News Feature | July 18, 2017

After Bill Shock, Water Utility Defends Meter Upgrade

Sara Jerome

By Sara Jerome,
@sarmje

Can a water meter upgrade mean higher bills for customers?

A district that serves 16,000 customers in Florida’s Coral Springs and Parkland conducted an audit when it received overbilling complaints following a meter overhaul, according to the Sun-Sentinel. The audit found the meters are accurate.

“The North Springs Improvement District commissioned the audit at the request of a county commissioner who was getting hundreds of complaints from residents of skyrocketing bills, often by hundreds of dollars,” the report said.

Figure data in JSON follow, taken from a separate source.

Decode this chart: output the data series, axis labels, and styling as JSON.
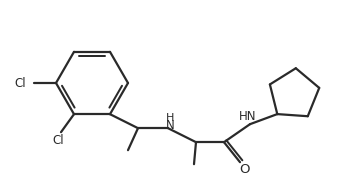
{
  "bg_color": "#ffffff",
  "line_color": "#2a2a2a",
  "line_width": 1.6,
  "font_size": 8.5,
  "Cl1": "Cl",
  "Cl2": "Cl",
  "NH_mid": "H",
  "N_mid": "N",
  "HN_amide": "HN",
  "O_label": "O"
}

Rod Colon, the district's deputy director, weighed in at the time the audit was commissioned, per the Sun-Sentinel: “We want to restore public confidence, and we’ll do whatever it takes,” he said. “We’re a government agency, and we want them to be proud of us.”

The utility replaced 14,000 water meters over a year ago, which is around the same time the complaints began.

Now, in the aftermath of the audit, officials are suggesting that customers simply are not used to accurate meters.

“The old meters stopped working properly, resulting in customers using more water than what the meters showed, he said. As a result, the district lost years of revenue because water usage wasn’t being accurately recorded,” the report said.

Colon said residents “have to get use to accurate meters. Every utility has been through the same shock” when meters are changed, he said.

The water industry been slow to embrace smart technology and data, according to a report by consultants at Black & Veatch

Security is one reason, the new report said. “Some utilities are unwilling to embrace cloud computing — where analytics can really flex its muscle by quickly collating, processing and presenting massive amounts of data — because of security concerns,” the report said.

A lack of trust in automated processes is another reason. “Managers may also fear that data analytics and other automation technology could ultimately reduce the labor force and at least partly remove human intuitive decision-making from the operational equation,” it continued.